4. Il résulte de ce qui précède qu’en se fondant, pour annuler la décision implicite du ministre de la culture rejetant le recours administratif de M. B. contre la décision du conseil régional des architectes d’Ile-de-France prononçant sa radiation administrative du tableau de l’ordre des architectes, sur ce qu’une telle mesure de radiation motivée par la perte des garanties de moralité ne pouvait être prononcée que par une juridiction de l’ordre dans le cadre d’une procédure disciplinaire, et non par le conseil régional de l’ordre statuant dans le cadre d’une procédure administrative, la cour a commis une erreur de droit.

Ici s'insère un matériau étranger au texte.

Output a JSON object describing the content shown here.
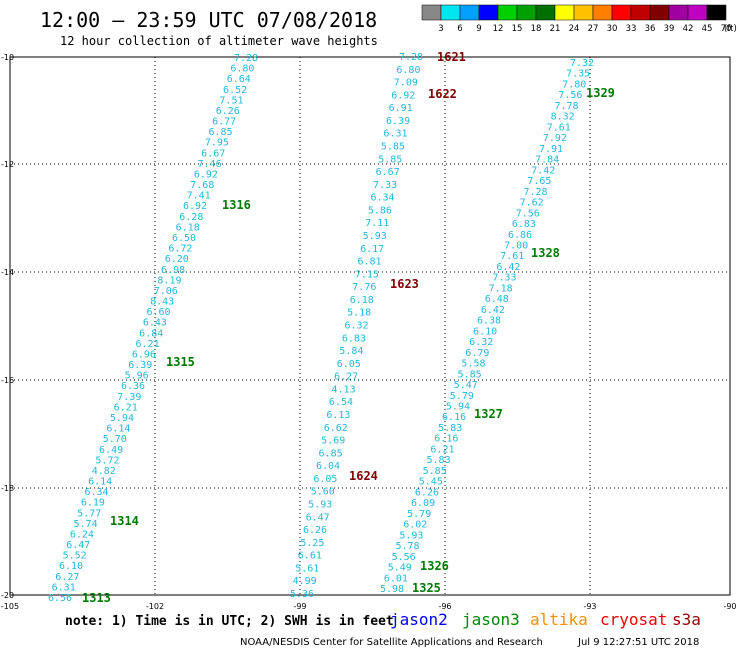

5. Il résulte de tout ce qui précède que la ministre de la culture est fondée à demander l’annulation de l’arrêt qu’elle attaque en tant que, par son article 2, il a annulé pour excès de pouvoir la décision implicite confirmant la décision du 5 juillet 2019 du conseil régional de l’ordre des architectes d’Ile-de-France prononçant la radiation administrative de M. B.

6. Il y a lieu, dans les circonstances de l’espèce, de mettre à la charge de M. B. la somme de 3 500 € à verser à l’Etat au titre des dispositions de l’article L. 761-1 du code de justice administrative. Ces mêmes dispositions font en revanche obstacle à ce qu’une somme soit mise à ce titre à la charge de l’Etat, qui n’est pas, dans la présente instance, la partie perdante.

Décide :

Article 1er : L’article 2 de l’arrêt du 9 juin 2022 de la cour administrative d’appel de Paris est annulé.

Article 2 : L’affaire est renvoyée dans cette mesure à la cour administrative d’appel de Paris.

Article 3 : M. B. versera à l’Etat la somme de 3 500 € au titre de l’article L. 761-1 du code de justice administrative.

Article 4 : Les conclusions présentées par M. B. au titre des dispositions de l’article L. 761-1 du code de justice administrative sont rejetées.

Article 5 : La présente décision sera notifiée à la ministre de la culture et à M. A. B.